The suggestion that a picture should be taken of inside her ear sent her running to the corner again, where she turned all the lights off and plunged us into darkness!

It was obvious that we were not going to achieve anything without a general anaesthetic so the appointment had to be rescheduled.

I try my best to practise positive parenting. I explained the importance of the examination and between now and the next appointment, the plastic otoscope from the doctor's kit she had for Xmas will be gently probing toy's ears at every opportunity. I hope that will be enough to avoid a repeat performance.

I love my little girl with all my heart but she does push me to the limit sometimes. She plays on my insecurity about being an older mum by saying things like "I love you mummy but I don't love your wrinkles" and then there's "I love you mummy but I love daddy more"

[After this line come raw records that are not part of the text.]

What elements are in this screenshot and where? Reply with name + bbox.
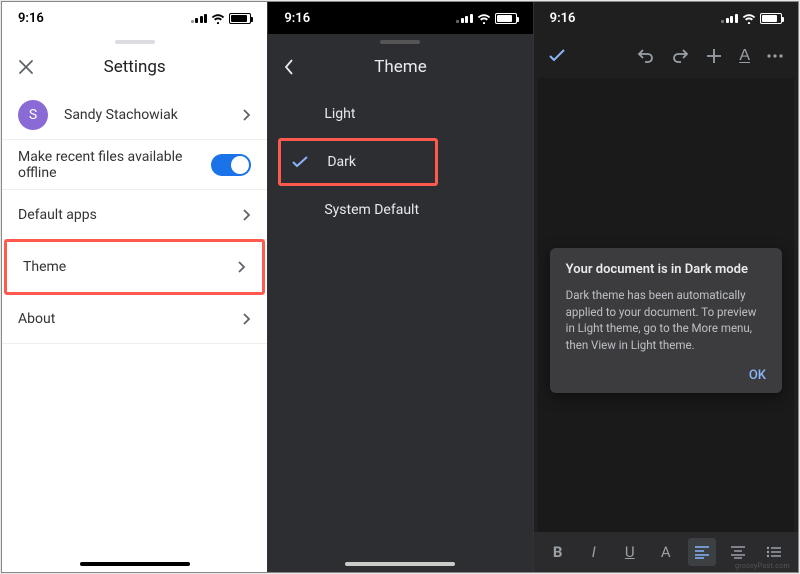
- align-left-button[interactable]: [688, 538, 716, 566]
- status-indicators: [721, 12, 782, 24]
- add-icon[interactable]: [705, 47, 723, 65]
- offline-label: Make recent files available offline: [18, 149, 211, 181]
- bold-button[interactable]: B: [544, 538, 572, 566]
- default-apps-label: Default apps: [18, 207, 243, 223]
- text-format-icon[interactable]: A: [739, 47, 750, 65]
- watermark: groovyPost.com: [735, 562, 790, 570]
- status-bar: 9:16: [268, 2, 532, 34]
- theme-option-dark[interactable]: Dark: [281, 141, 435, 183]
- home-indicator: [345, 562, 455, 566]
- editor-toolbar: A: [534, 34, 798, 78]
- theme-option-light[interactable]: Light: [268, 90, 532, 138]
- dialog-title: Your document is in Dark mode: [566, 262, 766, 277]
- text-color-button[interactable]: A: [652, 538, 680, 566]
- theme-option-system[interactable]: System Default: [268, 186, 532, 234]
- more-icon[interactable]: [766, 47, 784, 65]
- about-label: About: [18, 311, 243, 327]
- about-row[interactable]: About: [2, 294, 267, 344]
- default-apps-row[interactable]: Default apps: [2, 190, 267, 240]
- theme-option-label: Dark: [327, 154, 356, 170]
- wifi-icon: [742, 12, 756, 24]
- document-area[interactable]: Your document is in Dark mode Dark theme…: [538, 78, 794, 532]
- status-time: 9:16: [550, 11, 576, 26]
- wifi-icon: [477, 12, 491, 24]
- status-indicators: [456, 12, 517, 24]
- battery-icon: [229, 13, 251, 24]
- settings-header: Settings: [2, 44, 267, 90]
- settings-title: Settings: [2, 57, 267, 77]
- avatar: S: [18, 100, 48, 130]
- theme-option-dark-highlight: Dark: [278, 138, 438, 186]
- offline-toggle[interactable]: [211, 154, 251, 176]
- theme-row-highlight: Theme: [4, 239, 265, 295]
- account-name: Sandy Stachowiak: [64, 107, 243, 123]
- redo-icon[interactable]: [671, 47, 689, 65]
- check-icon: [291, 156, 309, 168]
- theme-header: Theme: [268, 44, 532, 90]
- underline-button[interactable]: U: [616, 538, 644, 566]
- theme-screen: 9:16 Theme Light Dark System Default: [267, 2, 532, 572]
- chevron-right-icon: [243, 109, 251, 121]
- theme-row[interactable]: Theme: [7, 242, 262, 292]
- italic-button[interactable]: I: [580, 538, 608, 566]
- home-indicator: [80, 562, 190, 566]
- settings-screen: 9:16 Settings S Sandy Stachowiak Make re…: [2, 2, 267, 572]
- dialog-ok-button[interactable]: OK: [566, 368, 766, 383]
- dark-mode-dialog: Your document is in Dark mode Dark theme…: [550, 248, 782, 393]
- status-time: 9:16: [284, 11, 310, 26]
- cellular-icon: [456, 14, 473, 23]
- editor-screen: 9:16 A Your document is in Dark mode Dar…: [533, 2, 798, 572]
- status-bar: 9:16: [2, 2, 267, 34]
- wifi-icon: [211, 12, 225, 24]
- chevron-right-icon: [243, 313, 251, 325]
- undo-icon[interactable]: [637, 47, 655, 65]
- status-indicators: [191, 12, 252, 24]
- dialog-body: Dark theme has been automatically applie…: [566, 287, 766, 354]
- chevron-right-icon: [243, 209, 251, 221]
- status-time: 9:16: [18, 11, 44, 26]
- cellular-icon: [721, 14, 738, 23]
- status-bar: 9:16: [534, 2, 798, 34]
- theme-option-label: Light: [324, 106, 355, 122]
- offline-row[interactable]: Make recent files available offline: [2, 140, 267, 190]
- theme-option-label: System Default: [324, 202, 419, 218]
- chevron-right-icon: [238, 261, 246, 273]
- theme-label: Theme: [23, 259, 238, 275]
- battery-icon: [495, 13, 517, 24]
- theme-title: Theme: [268, 57, 532, 77]
- done-check-icon[interactable]: [548, 47, 566, 65]
- account-row[interactable]: S Sandy Stachowiak: [2, 90, 267, 140]
- cellular-icon: [191, 14, 208, 23]
- battery-icon: [760, 13, 782, 24]
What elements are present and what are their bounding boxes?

Yesterday when I picked her up from school, she had a picture that she was bringing home. I made the mistake of putting the picture inside her book bag for ease of carrying. If the audiologist could have seen her, she would have realise that she got off relatively lightly during the aborted hearing test. Eardrum shattering screaming. Vitriolic accusations that I needed a checkup because I couldn't hear what she was saying. The picture needed to be carried a certain way and I wasn't doing it right.

You feel the eyes of other parents - some sympathetic, some surely thinking what a terrible mother I must be to have raised such a vile child. The tantrum lasted the whole laboured walk back to the car. I made her carry the picture herself which certainly was not following the path of least resistance.

Later, I asked myself why I didn't just carry the picture in the way she wanted me to. Anything for a peaceful life. There was a practical consideration - one hand was holding Dylan's and the other was holding her lunchbox and book bag - but there is more to it than that. She is wilful and stubborn. I never want to quash her spirit but I do want her to learn to temper her wilfulness and stubborn streak and use them in the pursuit of the positive - NOT for getting her own way at any cost, for controlling people around her or in the avoidance of medical examinations.

She is challenging. She is difficult. But she is amazing and wonderful and glorious... and honestly, I wouldn't change a thing about her... (modify slightly...  maybe!!)